Member of the Manitoba Legislative Assembly for Carillon
- In office 1935–1962
- Preceded by: Albert Prefontaine
- Succeeded by: Leonard Barkman

Personal details
- Born: July 18, 1898 St. Pierre, Manitoba, Canada
- Died: October 9, 1971 (aged 73) Quebec City, Quebec, Canada
- Party: Liberal-Progressive
- Parent: Albert Prefontaine (father);

= Edmond Prefontaine =

Canadian politician (1898–1971)

Edmond Préfontaine (July 18, 1898 in St. Pierre, Manitoba – October 9, 1971) was a politician in Manitoba, Canada. He served in the Legislative Assembly of Manitoba as a Liberal-Progressive from 1935 to 1962, and was a cabinet minister in the government of Douglas L. Campbell. His father, Albert Préfontaine, had previously served in the Assembly for twenty-nine years, and was a cabinet minister in John Bracken's government.

Fluently bilingual, Préfontaine was educated at the University of Manitoba and received a Bachelor of Arts degree in 1918. He worked as a farmer, and as a breeder of pure Holsteins. He also served as director of the Winnipeg District Milk Producers Cooperative Association.

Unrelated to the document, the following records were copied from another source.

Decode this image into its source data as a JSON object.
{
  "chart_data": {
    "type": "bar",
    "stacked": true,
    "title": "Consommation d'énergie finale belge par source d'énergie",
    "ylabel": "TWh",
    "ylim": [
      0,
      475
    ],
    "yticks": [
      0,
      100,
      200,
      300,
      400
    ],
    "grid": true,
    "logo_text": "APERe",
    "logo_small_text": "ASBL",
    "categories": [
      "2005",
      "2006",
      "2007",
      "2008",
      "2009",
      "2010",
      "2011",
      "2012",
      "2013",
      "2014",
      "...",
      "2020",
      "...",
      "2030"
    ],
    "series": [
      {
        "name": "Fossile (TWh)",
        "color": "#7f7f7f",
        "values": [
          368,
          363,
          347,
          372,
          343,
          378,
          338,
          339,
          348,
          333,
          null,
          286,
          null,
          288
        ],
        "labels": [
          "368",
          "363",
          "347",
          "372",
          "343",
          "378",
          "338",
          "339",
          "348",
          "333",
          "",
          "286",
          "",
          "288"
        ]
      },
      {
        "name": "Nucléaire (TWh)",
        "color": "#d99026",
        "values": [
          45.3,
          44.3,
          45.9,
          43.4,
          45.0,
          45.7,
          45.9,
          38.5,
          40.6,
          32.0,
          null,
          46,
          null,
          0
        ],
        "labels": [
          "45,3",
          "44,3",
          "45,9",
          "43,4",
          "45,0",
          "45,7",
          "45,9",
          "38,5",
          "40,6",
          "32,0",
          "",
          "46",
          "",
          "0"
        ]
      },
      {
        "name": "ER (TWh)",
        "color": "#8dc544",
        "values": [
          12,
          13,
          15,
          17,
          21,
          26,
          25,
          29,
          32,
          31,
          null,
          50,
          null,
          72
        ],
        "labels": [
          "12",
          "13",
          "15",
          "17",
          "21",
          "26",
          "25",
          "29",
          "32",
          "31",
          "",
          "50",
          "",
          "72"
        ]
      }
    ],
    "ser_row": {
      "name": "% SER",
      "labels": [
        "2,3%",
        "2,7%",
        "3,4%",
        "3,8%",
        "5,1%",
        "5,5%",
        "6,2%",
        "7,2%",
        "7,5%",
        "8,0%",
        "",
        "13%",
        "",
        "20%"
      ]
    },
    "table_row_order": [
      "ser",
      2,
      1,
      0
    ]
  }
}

The Préfontaines were prominent Franco-Manitoban family in the Conservative Party during World War I. Although popular opinion among Canadian francophones was generally against the war, Edmond Préfontaine enlisted for service on May 12, 1918, following his graduation. He spent four months at the Petawawa Training Camp, and might have served overseas had the war not come to an end. After the war, the Préfontaines left the Conservative Party for the United Farmers of Manitoba, and later for the Liberal-Progressives.

After Albert Préfontaine died in 1935, Edmond campaigned to succeed him in the rural constituency of Carillon. He was successful, defeating his sole opponent, Louis-P. Gagnon, by 155 votes. A Liberal-Progressive, he was a backbench supporter of Bracken's government.

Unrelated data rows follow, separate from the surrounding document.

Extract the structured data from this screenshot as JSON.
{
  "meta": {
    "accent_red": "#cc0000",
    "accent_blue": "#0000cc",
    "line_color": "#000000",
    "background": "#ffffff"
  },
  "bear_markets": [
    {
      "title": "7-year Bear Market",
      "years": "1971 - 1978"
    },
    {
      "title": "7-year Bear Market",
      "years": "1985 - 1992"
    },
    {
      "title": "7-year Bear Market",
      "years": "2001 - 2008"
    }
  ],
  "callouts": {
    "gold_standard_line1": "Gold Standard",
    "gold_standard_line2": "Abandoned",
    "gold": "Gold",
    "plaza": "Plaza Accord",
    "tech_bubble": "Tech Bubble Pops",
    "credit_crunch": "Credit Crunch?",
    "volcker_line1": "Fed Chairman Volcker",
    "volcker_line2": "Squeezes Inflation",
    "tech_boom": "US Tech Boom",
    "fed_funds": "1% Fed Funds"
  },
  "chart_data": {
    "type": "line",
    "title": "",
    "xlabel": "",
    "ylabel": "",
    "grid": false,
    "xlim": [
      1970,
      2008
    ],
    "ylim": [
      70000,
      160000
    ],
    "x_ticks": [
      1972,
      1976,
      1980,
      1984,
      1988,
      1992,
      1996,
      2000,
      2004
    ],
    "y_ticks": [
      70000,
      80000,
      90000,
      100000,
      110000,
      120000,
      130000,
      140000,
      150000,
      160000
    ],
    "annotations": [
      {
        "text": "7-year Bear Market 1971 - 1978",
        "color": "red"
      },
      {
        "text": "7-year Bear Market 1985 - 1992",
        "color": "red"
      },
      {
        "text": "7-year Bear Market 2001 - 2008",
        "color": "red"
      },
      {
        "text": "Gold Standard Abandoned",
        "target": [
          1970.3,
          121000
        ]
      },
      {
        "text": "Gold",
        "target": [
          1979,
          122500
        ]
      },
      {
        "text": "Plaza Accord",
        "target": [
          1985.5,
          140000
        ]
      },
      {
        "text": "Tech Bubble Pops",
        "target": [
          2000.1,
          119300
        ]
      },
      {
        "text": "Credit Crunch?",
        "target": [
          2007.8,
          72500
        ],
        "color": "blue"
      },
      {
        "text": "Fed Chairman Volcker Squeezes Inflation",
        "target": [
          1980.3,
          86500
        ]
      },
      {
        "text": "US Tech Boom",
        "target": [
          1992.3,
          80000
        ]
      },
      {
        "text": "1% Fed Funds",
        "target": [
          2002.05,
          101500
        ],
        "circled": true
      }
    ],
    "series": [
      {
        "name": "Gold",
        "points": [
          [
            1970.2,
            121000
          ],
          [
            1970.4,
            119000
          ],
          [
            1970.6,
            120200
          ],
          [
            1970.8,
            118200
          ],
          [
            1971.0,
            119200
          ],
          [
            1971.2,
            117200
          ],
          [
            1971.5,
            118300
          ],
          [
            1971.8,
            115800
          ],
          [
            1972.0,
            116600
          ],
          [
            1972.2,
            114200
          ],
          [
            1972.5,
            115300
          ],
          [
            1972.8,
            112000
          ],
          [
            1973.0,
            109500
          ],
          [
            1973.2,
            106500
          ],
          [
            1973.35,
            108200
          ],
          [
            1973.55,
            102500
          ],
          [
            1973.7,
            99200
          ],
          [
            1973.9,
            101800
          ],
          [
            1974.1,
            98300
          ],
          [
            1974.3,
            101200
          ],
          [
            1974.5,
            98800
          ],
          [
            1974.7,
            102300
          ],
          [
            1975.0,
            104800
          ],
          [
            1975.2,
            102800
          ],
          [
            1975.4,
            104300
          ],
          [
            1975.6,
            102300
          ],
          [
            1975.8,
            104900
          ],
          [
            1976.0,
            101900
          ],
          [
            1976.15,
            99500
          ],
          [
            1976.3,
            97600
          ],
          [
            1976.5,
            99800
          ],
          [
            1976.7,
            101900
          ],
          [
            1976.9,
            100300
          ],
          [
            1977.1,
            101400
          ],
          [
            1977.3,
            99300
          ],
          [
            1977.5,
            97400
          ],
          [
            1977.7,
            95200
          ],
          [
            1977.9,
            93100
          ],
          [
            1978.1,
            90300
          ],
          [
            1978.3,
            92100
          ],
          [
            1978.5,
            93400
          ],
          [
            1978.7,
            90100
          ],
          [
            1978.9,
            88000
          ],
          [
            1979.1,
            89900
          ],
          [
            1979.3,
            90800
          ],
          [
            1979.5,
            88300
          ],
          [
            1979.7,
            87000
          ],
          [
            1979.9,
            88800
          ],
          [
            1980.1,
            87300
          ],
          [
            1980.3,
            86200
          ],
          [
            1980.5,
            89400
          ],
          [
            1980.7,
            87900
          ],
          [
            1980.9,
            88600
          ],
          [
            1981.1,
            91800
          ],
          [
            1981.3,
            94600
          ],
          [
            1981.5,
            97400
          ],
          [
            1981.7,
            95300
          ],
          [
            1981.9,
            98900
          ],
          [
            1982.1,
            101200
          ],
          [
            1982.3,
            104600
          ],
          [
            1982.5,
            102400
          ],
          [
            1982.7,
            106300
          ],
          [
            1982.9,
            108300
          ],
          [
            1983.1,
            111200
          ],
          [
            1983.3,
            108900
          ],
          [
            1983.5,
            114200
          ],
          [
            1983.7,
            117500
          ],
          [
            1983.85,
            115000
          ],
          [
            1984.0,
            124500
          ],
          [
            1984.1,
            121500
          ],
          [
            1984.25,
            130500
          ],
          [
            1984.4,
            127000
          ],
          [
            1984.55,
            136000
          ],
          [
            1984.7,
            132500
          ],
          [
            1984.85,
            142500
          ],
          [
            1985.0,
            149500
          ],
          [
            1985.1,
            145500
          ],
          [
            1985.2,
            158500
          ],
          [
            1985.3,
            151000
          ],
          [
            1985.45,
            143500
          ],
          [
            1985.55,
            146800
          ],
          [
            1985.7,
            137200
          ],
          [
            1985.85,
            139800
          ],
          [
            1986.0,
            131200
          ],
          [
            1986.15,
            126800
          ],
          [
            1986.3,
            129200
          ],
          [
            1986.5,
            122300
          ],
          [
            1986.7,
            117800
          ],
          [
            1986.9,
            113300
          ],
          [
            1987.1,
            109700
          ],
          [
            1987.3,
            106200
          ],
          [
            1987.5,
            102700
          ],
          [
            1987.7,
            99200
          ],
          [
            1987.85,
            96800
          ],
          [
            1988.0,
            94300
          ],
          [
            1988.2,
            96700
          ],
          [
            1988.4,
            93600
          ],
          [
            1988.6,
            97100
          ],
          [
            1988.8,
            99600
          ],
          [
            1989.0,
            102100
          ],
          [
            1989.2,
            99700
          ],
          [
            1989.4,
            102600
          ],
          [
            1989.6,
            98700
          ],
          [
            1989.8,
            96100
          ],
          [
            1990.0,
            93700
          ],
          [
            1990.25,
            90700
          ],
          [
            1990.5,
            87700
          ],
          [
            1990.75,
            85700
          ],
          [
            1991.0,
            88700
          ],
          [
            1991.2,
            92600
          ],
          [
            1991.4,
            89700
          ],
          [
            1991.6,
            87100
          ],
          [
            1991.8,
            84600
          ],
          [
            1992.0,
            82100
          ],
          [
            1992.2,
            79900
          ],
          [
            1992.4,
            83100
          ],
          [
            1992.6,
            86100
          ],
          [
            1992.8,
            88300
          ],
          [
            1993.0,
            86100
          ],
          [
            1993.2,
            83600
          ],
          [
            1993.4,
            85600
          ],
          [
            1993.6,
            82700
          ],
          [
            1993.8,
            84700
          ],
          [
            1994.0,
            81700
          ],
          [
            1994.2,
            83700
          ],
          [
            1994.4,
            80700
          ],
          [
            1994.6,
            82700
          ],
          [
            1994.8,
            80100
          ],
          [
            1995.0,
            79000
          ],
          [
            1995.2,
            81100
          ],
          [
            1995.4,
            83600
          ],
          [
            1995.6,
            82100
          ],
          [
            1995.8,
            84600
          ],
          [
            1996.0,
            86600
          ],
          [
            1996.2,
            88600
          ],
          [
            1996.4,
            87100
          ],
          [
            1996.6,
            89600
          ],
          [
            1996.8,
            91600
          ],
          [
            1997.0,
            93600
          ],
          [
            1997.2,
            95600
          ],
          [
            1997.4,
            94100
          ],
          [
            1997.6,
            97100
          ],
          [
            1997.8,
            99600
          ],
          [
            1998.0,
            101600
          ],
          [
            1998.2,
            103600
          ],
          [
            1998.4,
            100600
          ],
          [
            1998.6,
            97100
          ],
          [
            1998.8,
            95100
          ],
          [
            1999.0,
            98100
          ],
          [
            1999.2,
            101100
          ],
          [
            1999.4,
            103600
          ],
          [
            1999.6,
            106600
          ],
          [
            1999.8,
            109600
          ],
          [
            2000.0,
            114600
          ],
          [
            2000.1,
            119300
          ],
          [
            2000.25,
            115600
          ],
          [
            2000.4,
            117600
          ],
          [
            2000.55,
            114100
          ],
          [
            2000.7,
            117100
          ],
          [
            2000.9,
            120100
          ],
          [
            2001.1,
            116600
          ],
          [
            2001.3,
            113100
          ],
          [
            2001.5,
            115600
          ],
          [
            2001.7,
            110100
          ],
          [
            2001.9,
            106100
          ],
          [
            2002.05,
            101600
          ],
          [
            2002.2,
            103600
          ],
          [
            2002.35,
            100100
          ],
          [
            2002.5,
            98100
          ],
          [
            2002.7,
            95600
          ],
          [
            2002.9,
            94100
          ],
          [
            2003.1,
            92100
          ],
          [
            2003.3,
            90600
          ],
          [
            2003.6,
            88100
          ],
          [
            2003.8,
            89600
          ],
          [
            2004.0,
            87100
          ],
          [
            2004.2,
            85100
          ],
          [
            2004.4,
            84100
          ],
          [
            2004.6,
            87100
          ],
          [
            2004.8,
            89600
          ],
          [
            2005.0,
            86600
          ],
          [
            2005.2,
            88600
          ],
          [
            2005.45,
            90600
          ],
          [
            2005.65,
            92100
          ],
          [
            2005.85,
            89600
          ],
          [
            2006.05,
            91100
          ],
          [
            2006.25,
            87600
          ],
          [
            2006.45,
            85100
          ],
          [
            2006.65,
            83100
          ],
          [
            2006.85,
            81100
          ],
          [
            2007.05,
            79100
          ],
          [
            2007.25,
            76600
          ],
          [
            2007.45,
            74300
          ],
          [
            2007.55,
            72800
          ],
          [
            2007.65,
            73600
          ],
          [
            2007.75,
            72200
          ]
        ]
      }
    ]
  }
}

Préfontaine was re-elected in the 1936 and 1941 provincial elections, and won without opposition in 1945. From 1940 to 1950, Manitoba was governed by a multi-party coalition dominated by the Liberal-Progressives, and also including the Progressive Conservatives. Préfontaine was a supporter of the coalition for many years, but crossed to the opposition benches in 1949.

In the 1949 election, Préfontaine campaigned as an Independent Liberal opposing the coalition government. He was again re-elected, defeating government candidate H.B. Johnson by 600 votes. During this period, he described the coalition as damaging to the British system of parliamentary government.

Préfontaine rejoined the government side in 1950, as the coalition was coming to a close. He was appointed to Campbell's cabinet as Municipal Commissioner on December 1, 1951. This position was restructured on April 20, 1953, and Préfontaine was sworn in as the province's first Minister of Municipal Affairs. In the 1953 provincial election, he described a vote for the Liberal-Progressives as a vote for "progress plus sanity" (Winnipeg Free Press, 21 May 1953).

Easily returned as a Liberal-Progressive candidate in the 1953 election, Préfontaine was given the additional portfolio of Provincial Secretary on September 4, 1953. He held both cabinet positions until June 30, 1958, when the Campbell government resigned from office.

Lloyd Stinson, leader of the Manitoba CCF, once described Préfontaine as an "independent spirit", and claimed he never seemed comfortable in the Campbell administration.

Préfontaine was re-elected in the 1958 election. The Liberal-Progressives, who in one form or another had governed Manitoba since 1915, were defeated by Dufferin Roblin's Progressive Conservatives in this election, and Préfontaine moved with his party to the opposition benches. He was again re-elected in the 1959 election, but did not run in 1962.

Préfontaine's son, René Préfontaine, was also active in politics, though ironically as a supporter of Roblin's Progressive Conservatives. It was on Edmond's advice that René turned down an offer to join the Roblin cabinet in 1959.

Préfontaine died in Quebec City in 1971 following a lengthy illness.